Hypersonic Flight

In the decades-long quest to develop reusable aircraft that can reach hypersonic speeds – Mach 5 (approximately 3,300 miles per hour/5,300 kilometers per hour) and above – engineers have grappled with two intertwined, seemingly intractable challenges. The top speed of traditional jet-turbine engines maxes out at roughly Mach 2.5, while hypersonic engines such as scramjets cannot provide effective thrust at speeds much below Mach 3.5. This gap in capability means that any air-breathing hypersonic vehicles developed today would use disposable rockets for one-time boosts up to operating speed, limiting the vehicles’ usefulness.

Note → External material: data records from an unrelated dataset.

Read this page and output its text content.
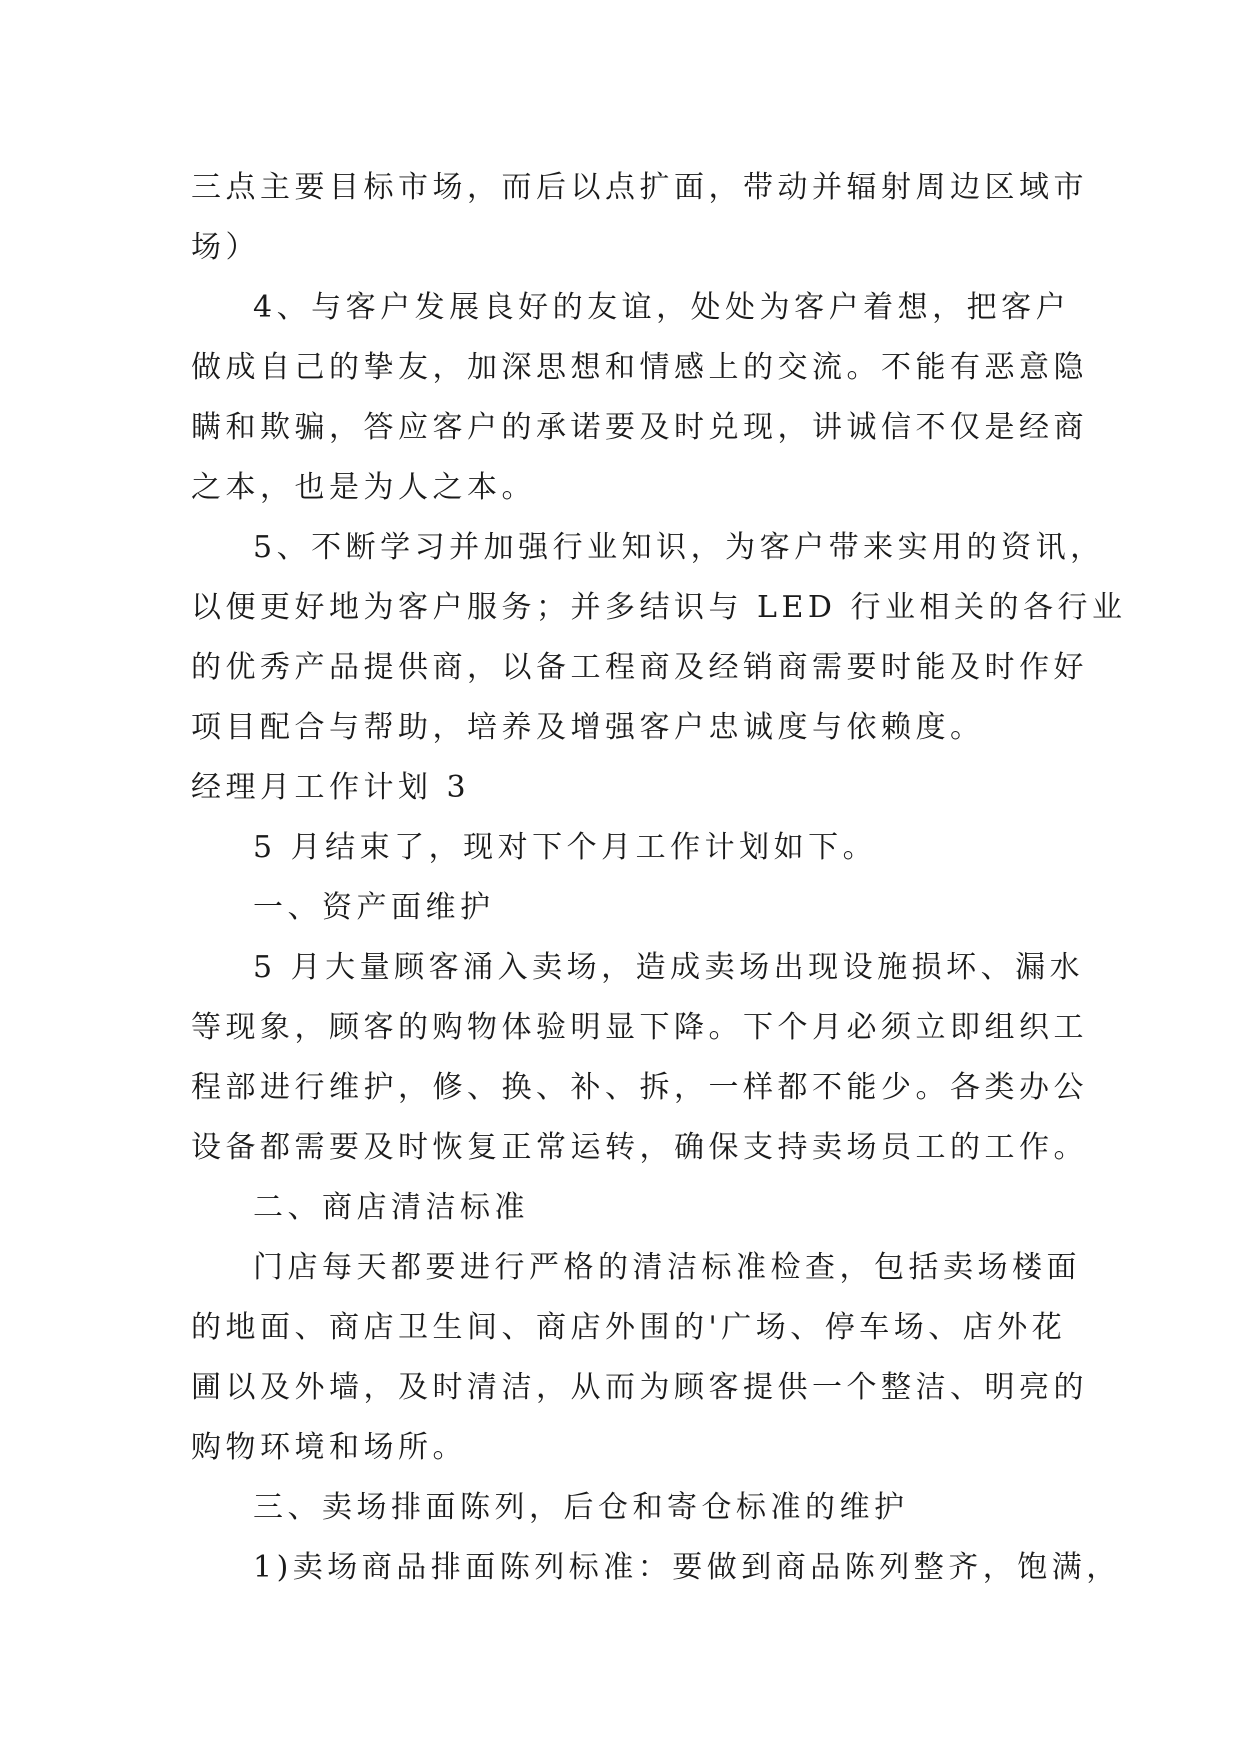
三点主要目标市场，而后以点扩面，带动并辐射周边区域市

场）

4、与客户发展良好的友谊，处处为客户着想，把客户

做成自己的挚友，加深思想和情感上的交流。不能有恶意隐

瞒和欺骗，答应客户的承诺要及时兑现，讲诚信不仅是经商

之本，也是为人之本。

5、不断学习并加强行业知识，为客户带来实用的资讯，

以便更好地为客户服务；并多结识与 LED 行业相关的各行业

的优秀产品提供商，以备工程商及经销商需要时能及时作好

项目配合与帮助，培养及增强客户忠诚度与依赖度。

经理月工作计划 3

5 月结束了，现对下个月工作计划如下。

一、资产面维护

5 月大量顾客涌入卖场，造成卖场出现设施损坏、漏水

等现象，顾客的购物体验明显下降。下个月必须立即组织工

程部进行维护，修、换、补、拆，一样都不能少。各类办公

设备都需要及时恢复正常运转，确保支持卖场员工的工作。

二、商店清洁标准

门店每天都要进行严格的清洁标准检查，包括卖场楼面

的地面、商店卫生间、商店外围的'广场、停车场、店外花

圃以及外墙，及时清洁，从而为顾客提供一个整洁、明亮的

购物环境和场所。

三、卖场排面陈列，后仓和寄仓标准的维护

1)卖场商品排面陈列标准：要做到商品陈列整齐，饱满，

Reliable, affordable system would combine turbine and hypersonic engine technologies for seamless transition from low-speed takeoff to Mach 5+ and back
Reliable, affordable system would combine turbine and hypersonic engine technologies for seamless transition from low-speed takeoff to Mach 5+ and back

To help remove these constraints and lay the framework for routine hypersonic flight with reusable vehicles, DARPA has launched its Advanced Full Range Engine (AFRE) program. AFRE seeks to develop and demonstrate a new aircraft propulsion system that could operate over the full range of speeds required from low-speed takeoff through hypersonic flight.

«Instead of designing an entirely new kind of engine, we’re envisioning an inventive hybrid system that would combine and improve upon the best of off-the-shelf turbine and ramjet/scramjet technologies», said Christopher Clay, DARPA program manager. «This won’t be the first time that ambitious engineers will attempt to combine turbine and ramjet technologies. But with recent advances in manufacturing methods, modeling, and other disciplines, we believe this potentially groundbreaking achievement may finally be within reach».

AFRE aims to explore a Turbine-Based Combined Cycle (TBCC) engine concept, which would use a turbine engine for low-speed operations and a dual-mode ramjet – which would work efficiently whether the air flowing through it is subsonic (as in a ramjet) or supersonic (as in a scramjet) – for high-speed operations. The two components of the hybrid engine would share a common forward-facing air intake and rear-facing exhaust nozzle to release thrust.

AFRE aims to develop critical technologies and culminate in ground-based testing of a full-scale, integrated technology demonstration system. If that testing is successful, further development of the AFRE technology would require flight testing in a potential follow-on demonstration program.

Systems that operate at hypersonic speeds offer the potential for military operations from longer ranges with shorter response times and enhanced effectiveness compared to current military systems. Such systems could provide significant payoff for future U.S. operations, particularly as adversaries’ capabilities advance.